Glen Kacher, founder and Chief Investment Officer of Light Street Capital, firmly asserts that the artificial intelligence investment trade remains "absolutely still intact," despite recent market volatility and investor scrutiny of mega-cap tech spending. Speaking with CNBC's Scott Wapner on "Closing Bell," Kacher underscored the undeniable surge in AI usage and revenue growth across leading platforms, while simultaneously highlighting the critical, yet unproven, path to sustained profitability for many players in the sector.

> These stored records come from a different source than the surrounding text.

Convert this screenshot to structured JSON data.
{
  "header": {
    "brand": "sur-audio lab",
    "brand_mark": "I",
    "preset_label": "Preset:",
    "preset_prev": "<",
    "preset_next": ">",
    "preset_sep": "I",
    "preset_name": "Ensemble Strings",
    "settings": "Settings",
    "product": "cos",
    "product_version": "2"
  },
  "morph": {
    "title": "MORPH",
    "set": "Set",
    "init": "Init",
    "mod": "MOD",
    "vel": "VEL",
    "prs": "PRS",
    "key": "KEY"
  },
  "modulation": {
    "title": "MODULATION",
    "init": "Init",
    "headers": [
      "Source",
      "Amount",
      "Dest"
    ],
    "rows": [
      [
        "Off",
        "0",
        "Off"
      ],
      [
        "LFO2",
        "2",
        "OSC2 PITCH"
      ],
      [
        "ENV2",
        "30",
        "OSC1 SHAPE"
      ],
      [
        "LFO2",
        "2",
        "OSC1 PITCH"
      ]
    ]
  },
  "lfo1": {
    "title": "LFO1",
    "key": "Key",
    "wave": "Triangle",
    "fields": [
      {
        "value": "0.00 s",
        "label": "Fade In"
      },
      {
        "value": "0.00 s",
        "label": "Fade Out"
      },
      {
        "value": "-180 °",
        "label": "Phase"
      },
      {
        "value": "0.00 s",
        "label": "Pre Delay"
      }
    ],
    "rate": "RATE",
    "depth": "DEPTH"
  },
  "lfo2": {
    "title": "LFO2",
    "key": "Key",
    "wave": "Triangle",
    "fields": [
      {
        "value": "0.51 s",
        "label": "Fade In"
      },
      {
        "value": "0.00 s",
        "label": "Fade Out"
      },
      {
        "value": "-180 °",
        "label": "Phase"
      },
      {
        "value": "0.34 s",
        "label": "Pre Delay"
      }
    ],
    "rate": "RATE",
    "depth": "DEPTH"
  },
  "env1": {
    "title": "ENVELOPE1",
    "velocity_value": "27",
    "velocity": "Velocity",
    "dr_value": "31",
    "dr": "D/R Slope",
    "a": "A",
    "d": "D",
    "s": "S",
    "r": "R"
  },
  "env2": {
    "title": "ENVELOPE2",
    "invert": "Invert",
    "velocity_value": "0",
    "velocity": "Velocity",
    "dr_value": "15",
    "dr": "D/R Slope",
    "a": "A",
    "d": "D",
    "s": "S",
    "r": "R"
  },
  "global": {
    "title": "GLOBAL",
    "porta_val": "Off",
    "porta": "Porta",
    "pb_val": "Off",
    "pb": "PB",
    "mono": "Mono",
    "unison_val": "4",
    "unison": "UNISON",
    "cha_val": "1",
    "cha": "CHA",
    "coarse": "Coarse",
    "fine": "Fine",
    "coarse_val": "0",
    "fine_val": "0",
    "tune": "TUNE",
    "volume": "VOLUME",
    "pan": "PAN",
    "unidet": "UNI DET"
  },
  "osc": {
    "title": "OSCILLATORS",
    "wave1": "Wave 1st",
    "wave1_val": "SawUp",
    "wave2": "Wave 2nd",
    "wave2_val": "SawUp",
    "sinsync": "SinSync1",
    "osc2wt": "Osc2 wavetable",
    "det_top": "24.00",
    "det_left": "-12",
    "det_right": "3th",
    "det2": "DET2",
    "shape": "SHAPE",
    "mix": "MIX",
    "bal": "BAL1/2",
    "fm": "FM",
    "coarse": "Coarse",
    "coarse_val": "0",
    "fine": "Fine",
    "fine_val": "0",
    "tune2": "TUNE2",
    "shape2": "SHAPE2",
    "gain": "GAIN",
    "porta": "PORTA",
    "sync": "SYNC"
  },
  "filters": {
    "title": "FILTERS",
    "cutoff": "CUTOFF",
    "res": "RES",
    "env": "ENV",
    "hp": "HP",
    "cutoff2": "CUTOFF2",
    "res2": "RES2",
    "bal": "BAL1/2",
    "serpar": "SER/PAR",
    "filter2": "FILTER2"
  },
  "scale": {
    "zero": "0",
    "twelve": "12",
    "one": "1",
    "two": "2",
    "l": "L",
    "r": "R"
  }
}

The bedrock of Kacher's conviction lies in the staggering growth metrics being reported by key AI innovators. He pointed to OpenAI’s revenue tripling for the third consecutive year, Anthropic’s impressive 8x to 9x year-over-year growth, and Google’s AI products also tripling their revenue annually. Furthermore, Google’s Gemini AI search overview has expanded from zero to over 50% coverage in the past year, with API calls surging 14x over the last 16 months. These figures, Kacher argues, unequivocally demonstrate that the "AI power is there," fueled by a demand that "is greatly exceeding supply" at current pricing models.
However, Kacher swiftly pivots to the essential challenge confronting the industry: converting this explosive demand into tangible, long-term profitability. "By the laws of accounting," he stated, "gross profit must eventually exceed OpEx and depreciation from CapEx in order to be profitable." He acknowledges that while demand is robust, revenue has not yet consistently surpassed costs for many entities. This crucial transition, proving profitability, must materialize over the next one to three years for the AI trade to fully mature and validate current valuations.